The solution, Wang says, is to develop a bandage that “is very sensitive, to produce electrical pulses all around the body”. This would allow the nanogenerator and the bandage to sit snugly together away from the heart, generating energy from unconscious twitches and avoiding the sort of tangle that handicapped traditional electrotherapy units. On a more fundamental level, the team hopes to learn more about how electrical fields promote wound recovery. To this end, Wang soon plans to test his device on pig skin, which closely resembles the structure of human tissue.

With this kind of enthusiasm, it is unsurprising that Wang and his team are so excited for the future. “I think our bandages have great potential for the recovery community,” he says. Not that Wang expects electrotherapy of the future to be used purely on the traditional range of diabetic wounds and ulcers. “We expect to extend the technology for other chronic conditions, like burn wounds.” Even cosmetic problems, like chickenpox scars or acne, could one day be solved by nanoelectric bandages.

Nor do the dressings seem set to remain in civilian hospitals. After all, their speed and versatility make them perfect for rugged battlefield conditions.

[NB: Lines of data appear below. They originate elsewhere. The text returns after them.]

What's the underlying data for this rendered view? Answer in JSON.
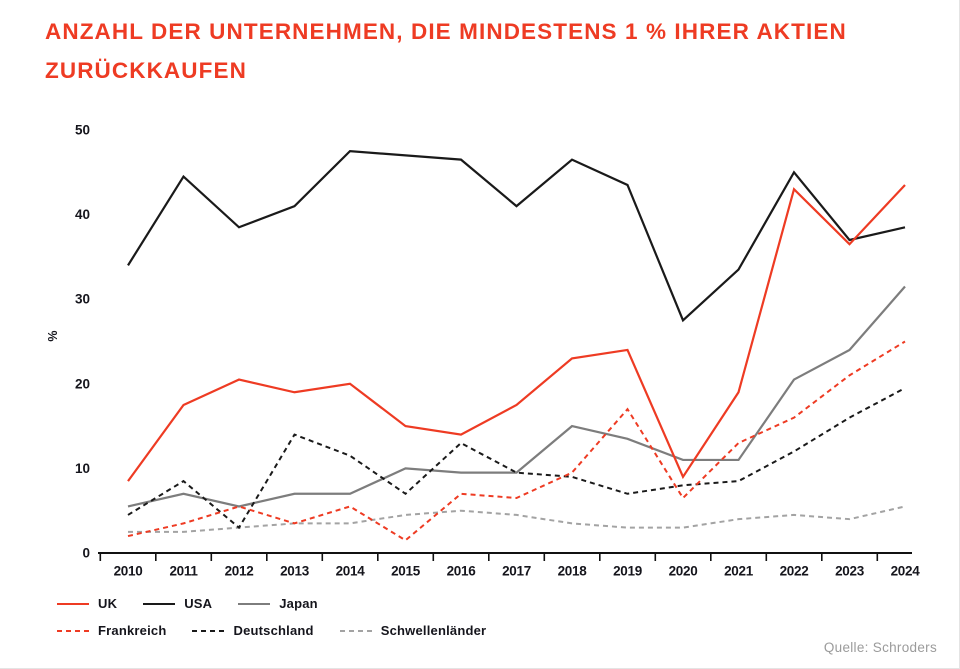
{
  "title": {
    "line1": "ANZAHL DER UNTERNEHMEN, DIE MINDESTENS 1 % IHRER AKTIEN",
    "line2": "ZURÜCKKAUFEN",
    "color": "#ee3b23"
  },
  "source": "Quelle: Schroders",
  "colors": {
    "brand_red": "#ee3b23",
    "black": "#1a1a1a",
    "gray": "#7d7d7d",
    "light_gray": "#a3a3a3",
    "axis_text": "#15151c",
    "source_text": "#9b9b9b"
  },
  "chart_data": {
    "type": "line",
    "title": "Anzahl der Unternehmen, die mindestens 1 % ihrer Aktien zurückkaufen",
    "xlabel": "",
    "ylabel": "%",
    "ylim": [
      0,
      50
    ],
    "yticks": [
      0,
      10,
      20,
      30,
      40,
      50
    ],
    "grid": false,
    "legend_position": "bottom-left",
    "categories": [
      "2010",
      "2011",
      "2012",
      "2013",
      "2014",
      "2015",
      "2016",
      "2017",
      "2018",
      "2019",
      "2020",
      "2021",
      "2022",
      "2023",
      "2024"
    ],
    "series": [
      {
        "name": "UK",
        "color": "#ee3b23",
        "dashed": false,
        "values": [
          8.5,
          17.5,
          20.5,
          19,
          20,
          15,
          14,
          17.5,
          23,
          24,
          9,
          19,
          43,
          36.5,
          43.5
        ]
      },
      {
        "name": "USA",
        "color": "#1a1a1a",
        "dashed": false,
        "values": [
          34,
          44.5,
          38.5,
          41,
          47.5,
          47,
          46.5,
          41,
          46.5,
          43.5,
          27.5,
          33.5,
          45,
          37,
          38.5
        ]
      },
      {
        "name": "Japan",
        "color": "#7d7d7d",
        "dashed": false,
        "values": [
          5.5,
          7,
          5.5,
          7,
          7,
          10,
          9.5,
          9.5,
          15,
          13.5,
          11,
          11,
          20.5,
          24,
          31.5
        ]
      },
      {
        "name": "Frankreich",
        "color": "#ee3b23",
        "dashed": true,
        "values": [
          2,
          3.5,
          5.5,
          3.5,
          5.5,
          1.5,
          7,
          6.5,
          9.5,
          17,
          6.5,
          13,
          16,
          21,
          25
        ]
      },
      {
        "name": "Deutschland",
        "color": "#1a1a1a",
        "dashed": true,
        "values": [
          4.5,
          8.5,
          3,
          14,
          11.5,
          7,
          13,
          9.5,
          9,
          7,
          8,
          8.5,
          12,
          16,
          19.5
        ]
      },
      {
        "name": "Schwellenländer",
        "color": "#a3a3a3",
        "dashed": true,
        "values": [
          2.5,
          2.5,
          3,
          3.5,
          3.5,
          4.5,
          5,
          4.5,
          3.5,
          3,
          3,
          4,
          4.5,
          4,
          5.5
        ]
      }
    ]
  }
}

Speaking after Wang published his results last year, a colleague at the University of Wisconsin-Madison argued that, “The military is always looking for something that’s easy to transport and easily applied by anyone without advance training, and this is definitely something that could fit the bill.”

This is all good news. For too long, electrotherapy has been trapped by bad side effects and worse equipment. Thousands of years after bandages were first dipped in wine, the technology is finally joining our own time.